LA JETÉE

Cinema antigo de ficção-científica e amor,

"La Jetée" é o máximo dentro do mínimo

Aqui onde trabalho uma visão entorpece minha manhã: um ipê amarelo carregado de flores, que caem fazendo um tapete no chão ao seu redor. Isso dá um contraste lindo com o prédio cinza. Ou com o dia cinza. Ou, ainda, com a vida cinza. Se o ipê fosse retratado numa foto preto-e-branco ele não teria graça. Só tem graça ser retratado em preto-e-branco aquilo que já é preto-e-branco, como os sonhos. Como o filme que assisti há uns três meses. É um filme de 1962, francês, chamado La Jetée. Christian François Bouche-Villeneuve, com o nome artístico que o “popularizou”, Crhis Marker, é o diretor e realizador deste grande filme de meia hora de duração.

O que La Jetée tem de mais? Em primeiro lugar, acho que o que ele tem de mais está exatamente onde tem de menos: é curto, sem cores, sem movimento... Isso mesmo: sem movimento. O filme é o que hoje, com a linguagem eletroinformática, poderia ser chamado por algum não-cinéfilo de slide show. É exatamente uma sequência de fotos o que vemos na tela. Mas... calma... Há muito mais do que isso na obra de arte à qual me refiro. As belas e intrigantes fotos em p&b vão sendo colocadas de forma tão bem encadeada que às vezes somos iludidos – num efeito psicológico “foto-novela” – de que há alí um movimento, quando na verdade, não há. O fato é que as fotos em “slide-show” dão conta, sem problema, de contar-nos a história, e, desta forma inusitada, o roteiro flui muito bem, obrigado. Além disso, não são usadas apenas fotos, mas também fotogramas – o que significa dizer que algumas cenas foram filmadas previamente no método tradicional, extraíndo-se das filmagens apenas as fotos que interessaram ao diretor. Ou seja, fotografias são, na edição, mescladas a fotogramas (estes, que são cada uma das 24 fotos de cada segundo de um filme). Além disso, há ainda uma breve cena no meio do filme em que temos movimento, e não me cabe aqui dizer qual é.

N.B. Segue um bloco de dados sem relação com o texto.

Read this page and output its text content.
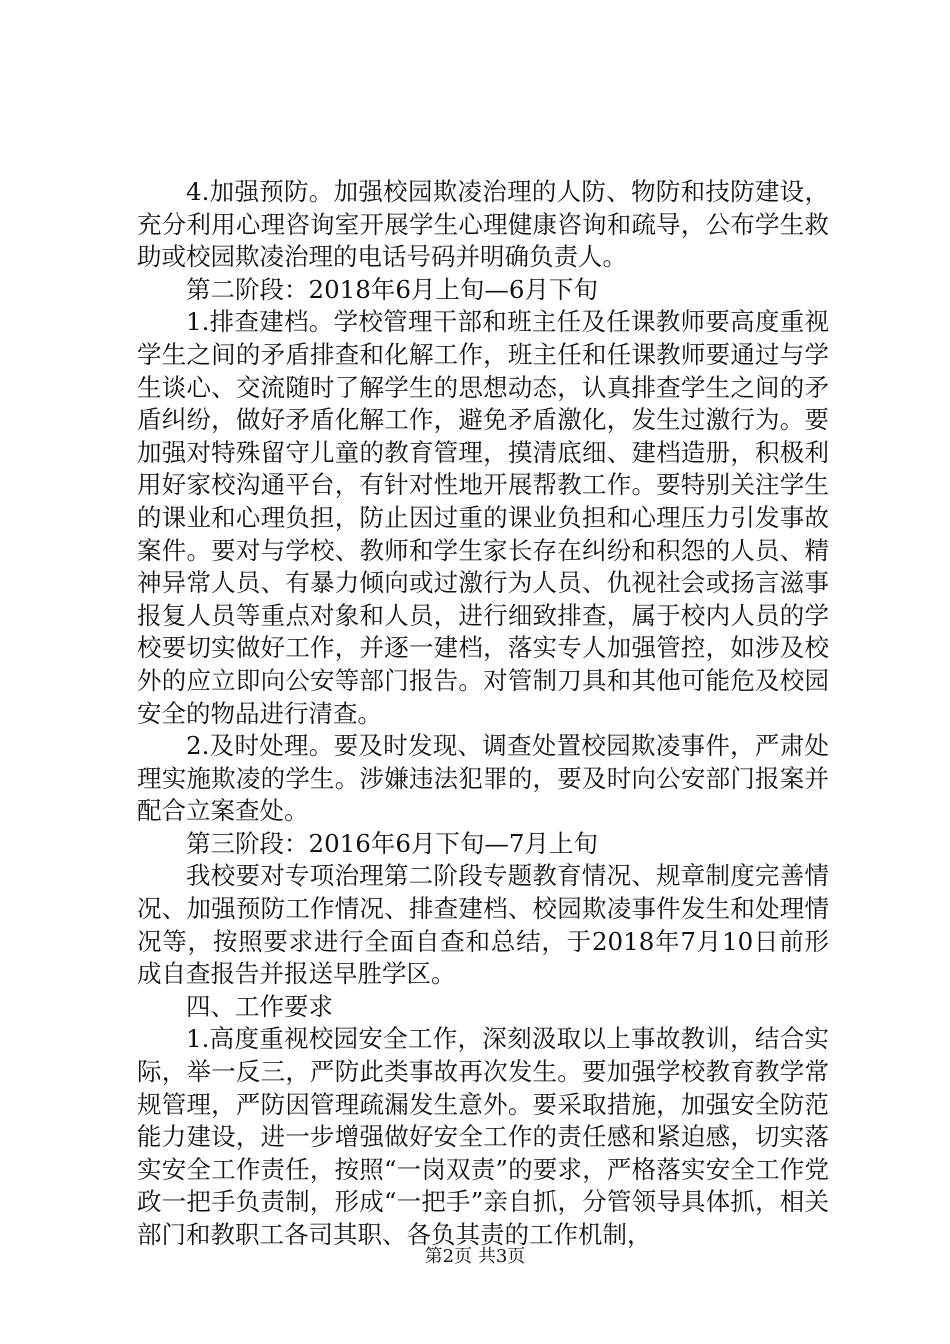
4.加强预防。加强校园欺凌治理的人防、物防和技防建设，充分利用心理咨询室开展学生心理健康咨询和疏导，公布学生救助或校园欺凌治理的电话号码并明确负责人。

第二阶段：2018年6月上旬—6月下旬

1.排查建档。学校管理干部和班主任及任课教师要高度重视学生之间的矛盾排查和化解工作，班主任和任课教师要通过与学生谈心、交流随时了解学生的思想动态，认真排查学生之间的矛盾纠纷，做好矛盾化解工作，避免矛盾激化，发生过激行为。要加强对特殊留守儿童的教育管理，摸清底细、建档造册，积极利用好家校沟通平台，有针对性地开展帮教工作。要特别关注学生的课业和心理负担，防止因过重的课业负担和心理压力引发事故案件。要对与学校、教师和学生家长存在纠纷和积怨的人员、精神异常人员、有暴力倾向或过激行为人员、仇视社会或扬言滋事报复人员等重点对象和人员，进行细致排查，属于校内人员的学校要切实做好工作，并逐一建档，落实专人加强管控，如涉及校外的应立即向公安等部门报告。对管制刀具和其他可能危及校园安全的物品进行清查。

2.及时处理。要及时发现、调查处置校园欺凌事件，严肃处理实施欺凌的学生。涉嫌违法犯罪的，要及时向公安部门报案并配合立案查处。

第三阶段：2016年6月下旬—7月上旬

我校要对专项治理第二阶段专题教育情况、规章制度完善情况、加强预防工作情况、排查建档、校园欺凌事件发生和处理情况等，按照要求进行全面自查和总结，于2018年7月10日前形成自查报告并报送早胜学区。

四、工作要求

1.高度重视校园安全工作，深刻汲取以上事故教训，结合实际，举一反三，严防此类事故再次发生。要加强学校教育教学常规管理，严防因管理疏漏发生意外。要采取措施，加强安全防范能力建设，进一步增强做好安全工作的责任感和紧迫感，切实落实安全工作责任，按照“一岗双责”的要求，严格落实安全工作党政一把手负责制，形成“一把手”亲自抓，分管领导具体抓，相关部门和教职工各司其职、各负其责的工作机制，

第2页 共3页
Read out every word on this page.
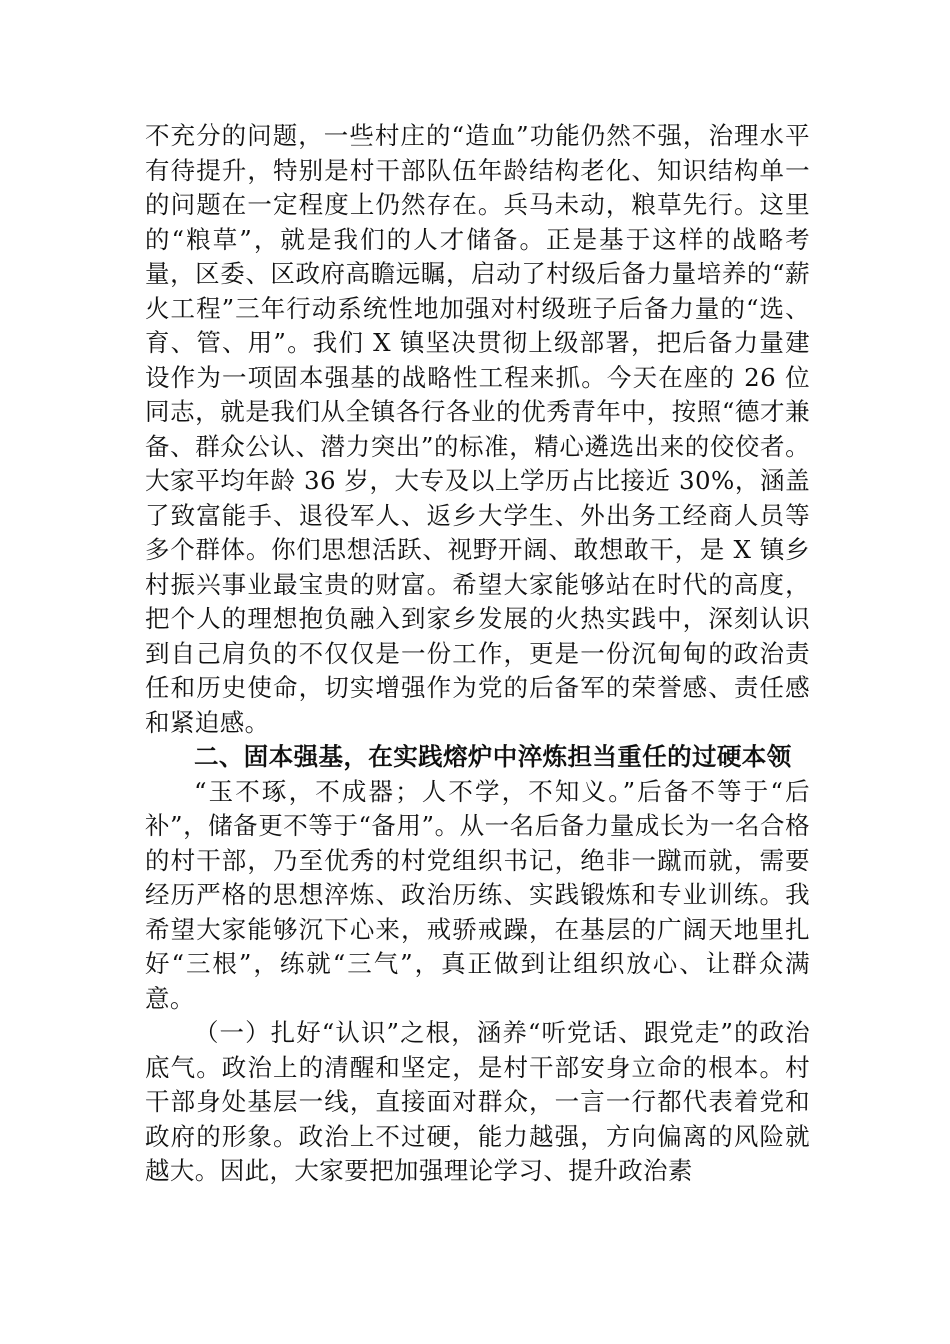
不充分的问题，一些村庄的“造血”功能仍然不强，治理水平有待提升，特别是村干部队伍年龄结构老化、知识结构单一的问题在一定程度上仍然存在。兵马未动，粮草先行。这里的“粮草”，就是我们的人才储备。正是基于这样的战略考量，区委、区政府高瞻远瞩，启动了村级后备力量培养的“薪火工程”三年行动系统性地加强对村级班子后备力量的“选、育、管、用”。我们 X 镇坚决贯彻上级部署，把后备力量建设作为一项固本强基的战略性工程来抓。今天在座的 26 位同志，就是我们从全镇各行各业的优秀青年中，按照“德才兼备、群众公认、潜力突出”的标准，精心遴选出来的佼佼者。大家平均年龄 36 岁，大专及以上学历占比接近 30%，涵盖了致富能手、退役军人、返乡大学生、外出务工经商人员等多个群体。你们思想活跃、视野开阔、敢想敢干，是 X 镇乡村振兴事业最宝贵的财富。希望大家能够站在时代的高度，把个人的理想抱负融入到家乡发展的火热实践中，深刻认识到自己肩负的不仅仅是一份工作，更是一份沉甸甸的政治责任和历史使命，切实增强作为党的后备军的荣誉感、责任感和紧迫感。

二、固本强基，在实践熔炉中淬炼担当重任的过硬本领

“玉不琢，不成器；人不学，不知义。”后备不等于“后补”，储备更不等于“备用”。从一名后备力量成长为一名合格的村干部，乃至优秀的村党组织书记，绝非一蹴而就，需要经历严格的思想淬炼、政治历练、实践锻炼和专业训练。我希望大家能够沉下心来，戒骄戒躁，在基层的广阔天地里扎好“三根”，练就“三气”，真正做到让组织放心、让群众满意。

（一）扎好“认识”之根，涵养“听党话、跟党走”的政治底气。政治上的清醒和坚定，是村干部安身立命的根本。村干部身处基层一线，直接面对群众，一言一行都代表着党和政府的形象。政治上不过硬，能力越强，方向偏离的风险就越大。因此，大家要把加强理论学习、提升政治素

Então La Jetée é um desses exercícios estilísticos feitos por um cineasta excênctrico da Nouvele Vague? Sim, de certa forma. Mas não apenas isso. Eu diria que trata-se aqui de muito mais. Imagine uma obra de arte que tenha influenciado boa parte da ficção-científica cinematográfica posterior – sim, o filme é de ficção-científica. Imagine que o filme foi feito nos anos de 1960 e ainda hoje é impactante. Imagine que o filme tem suspense, fantasia, amor e trajédia, em apenas meia hora de projeção. Então, imagine o que um cara que se diz cinéfilo, como eu, estava fazendo a vida inteira que não conhecia este filme... Eu. Justo eu, amante de filmes de amor e de ficção-científica. De filmes que fazem pensar, enfim. É, amigos... Nem mesmo em tempos de Internet dá pra se conhecer tudo o que foi (e é) produzido.

A trama? A bela atriz Hélène Chatelain, com seu incógnito rosto, nos conduz, juntamente com seu apaixonado – vivido por Davos Hanich – a uma viagem quase sem volta, da qual eu mesmo não voltei até hoje. Não sei se a trama do filme importa ou convenha ser contada aqui. Até porque o filme é tão curto... O que posso dizer? É mais ou menos um filme sobre viagens no tempo. Inspirou Terry Gillian à realização do esplêndido Os Doze Macacos. Está bem assim? A narração de Jean Négroni, os intrigantes efeitos sonoros e a maravilhosa música de Trevor Duncan e coral da Catedral St. Alexandre-Newsky fazem toda a idéia funcionar, de forma macia e ao mesmo tempo áspera, própria à introspecção.

Universos parelelos, intuição de futuros apocalípticos, experimentação psico-estética, pactos com o impossível e com o imponderável, amores impossíveis, inexorabilidade do carrocel da vida, guerra, paixão, nostalgia, fim do mundo, mundos que habitam exclusivamente o desejo – inconsciente ou consciente... La Jetée. Compre, baixe, faça o que quiser, mas não deixe de conhecer esta pequena grande obra do cinema mundial.